Le second fait est la sanction morale: la raison réclame l'harmonie entre la vertu et le bonheur. Cette harmonie ne se trouvant pas ici-bas doit exister ailleurs dans des conditions supra-expérimentales. L'immortalité de l'âme nous a semblé une condition nécessaire à cela, mais ce n'est pas la seule; il faut qu'il y ait une cause capable d'assurer cette harmonie, de rendre la nature conforme à la morale: cette cause est Dieu. Ainsi Dieu, qui nous apparassait tout à l'heure comme la loi morale vivante, nous apparaît maintenant comme la seule condition à laquelle puisse se réaliser l'harmonie du bonheur et de la vertu.
Nous avons examiné et critiqué les preuves historiques de l'existence de Dieu.

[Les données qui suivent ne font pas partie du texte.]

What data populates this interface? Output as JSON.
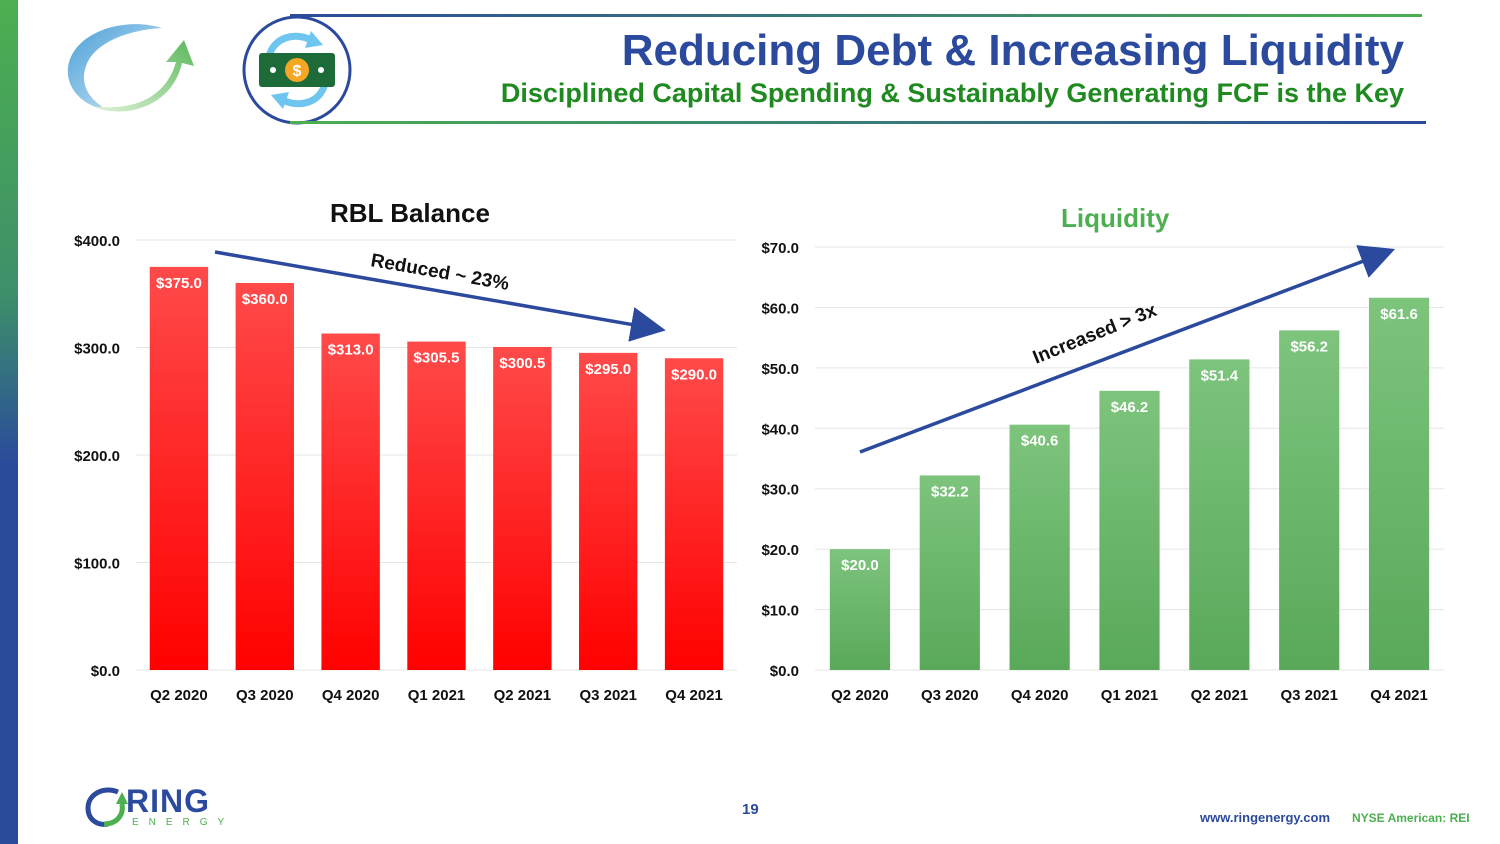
{
  "header": {
    "title": "Reducing Debt & Increasing Liquidity",
    "subtitle": "Disciplined Capital Spending & Sustainably Generating FCF is the Key"
  },
  "colors": {
    "brand_blue": "#2b4a9e",
    "brand_green": "#1f8a1f",
    "bar_red": "#ff2222",
    "bar_green": "#66b266"
  },
  "chart_data": [
    {
      "type": "bar",
      "title": "RBL Balance",
      "categories": [
        "Q2 2020",
        "Q3 2020",
        "Q4 2020",
        "Q1 2021",
        "Q2 2021",
        "Q3 2021",
        "Q4 2021"
      ],
      "values": [
        375.0,
        360.0,
        313.0,
        305.5,
        300.5,
        295.0,
        290.0
      ],
      "data_labels": [
        "$375.0",
        "$360.0",
        "$313.0",
        "$305.5",
        "$300.5",
        "$295.0",
        "$290.0"
      ],
      "yticks": [
        "$0.0",
        "$100.0",
        "$200.0",
        "$300.0",
        "$400.0"
      ],
      "ylim": [
        0,
        400
      ],
      "annotation": "Reduced ~ 23%",
      "grid": true
    },
    {
      "type": "bar",
      "title": "Liquidity",
      "categories": [
        "Q2 2020",
        "Q3 2020",
        "Q4 2020",
        "Q1 2021",
        "Q2 2021",
        "Q3 2021",
        "Q4 2021"
      ],
      "values": [
        20.0,
        32.2,
        40.6,
        46.2,
        51.4,
        56.2,
        61.6
      ],
      "data_labels": [
        "$20.0",
        "$32.2",
        "$40.6",
        "$46.2",
        "$51.4",
        "$56.2",
        "$61.6"
      ],
      "yticks": [
        "$0.0",
        "$10.0",
        "$20.0",
        "$30.0",
        "$40.0",
        "$50.0",
        "$60.0",
        "$70.0"
      ],
      "ylim": [
        0,
        70
      ],
      "annotation": "Increased > 3x",
      "grid": true
    }
  ],
  "footer": {
    "page": "19",
    "url": "www.ringenergy.com",
    "ticker": "NYSE American: REI",
    "logo_text": "RING",
    "logo_sub": "ENERGY"
  }
}
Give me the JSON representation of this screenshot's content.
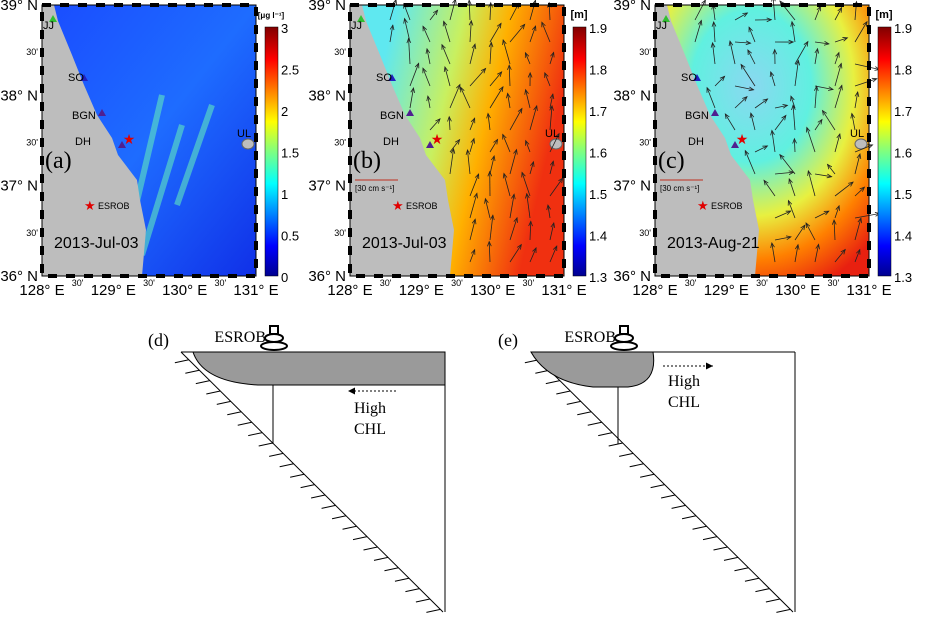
{
  "panels": [
    {
      "label": "(a)",
      "date": "2013-Jul-03",
      "unit": "[μg l⁻¹]",
      "cbar_ticks": [
        "3",
        "2.5",
        "2",
        "1.5",
        "1",
        "0.5",
        "0"
      ],
      "colormap": "jet",
      "variable": "chlorophyll",
      "has_vectors": false
    },
    {
      "label": "(b)",
      "date": "2013-Jul-03",
      "unit": "[m]",
      "cbar_ticks": [
        "1.9",
        "1.8",
        "1.7",
        "1.6",
        "1.5",
        "1.4",
        "1.3"
      ],
      "colormap": "jet",
      "variable": "sea level",
      "has_vectors": true,
      "scale_label": "[30 cm s⁻¹]"
    },
    {
      "label": "(c)",
      "date": "2013-Aug-21",
      "unit": "[m]",
      "cbar_ticks": [
        "1.9",
        "1.8",
        "1.7",
        "1.6",
        "1.5",
        "1.4",
        "1.3"
      ],
      "colormap": "jet",
      "variable": "sea level",
      "has_vectors": true,
      "scale_label": "[30 cm s⁻¹]"
    }
  ],
  "lat_ticks": [
    "39° N",
    "30'",
    "38° N",
    "30'",
    "37° N",
    "30'",
    "36° N"
  ],
  "lon_ticks": [
    "128° E",
    "30'",
    "129° E",
    "30'",
    "130° E",
    "30'",
    "131° E"
  ],
  "stations": {
    "jj": "JJ",
    "so": "SO",
    "bgn": "BGN",
    "dh": "DH",
    "ul": "UL",
    "esrob": "ESROB"
  },
  "diagrams": [
    {
      "label": "(d)",
      "buoy": "ESROB",
      "note_line1": "High",
      "note_line2": "CHL",
      "arrow_direction": "left"
    },
    {
      "label": "(e)",
      "buoy": "ESROB",
      "note_line1": "High",
      "note_line2": "CHL",
      "arrow_direction": "right"
    }
  ]
}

Les preuves métaphysiques nous ont donné peu de chose, quelques-unes sont notoirement sans valeur; avec les preuves par la causalité, jointe au principe du nombre et la finalité, nous avons vu que l'absolu devait exister; nous sommes arrivés sur le rivage de la mer dont parle Littré. Enfin la preuve physico-théologique nous a montré Dieu comme architecte du monde, et les deux preuves morales nous l'ont montré comme la loi morale vivante et la condition de la sanction morale. Nous avons prouvé qu'il y avait un absolu et par conséquent que Dieu existait, puisque nous avons défini Dieu l'absolu.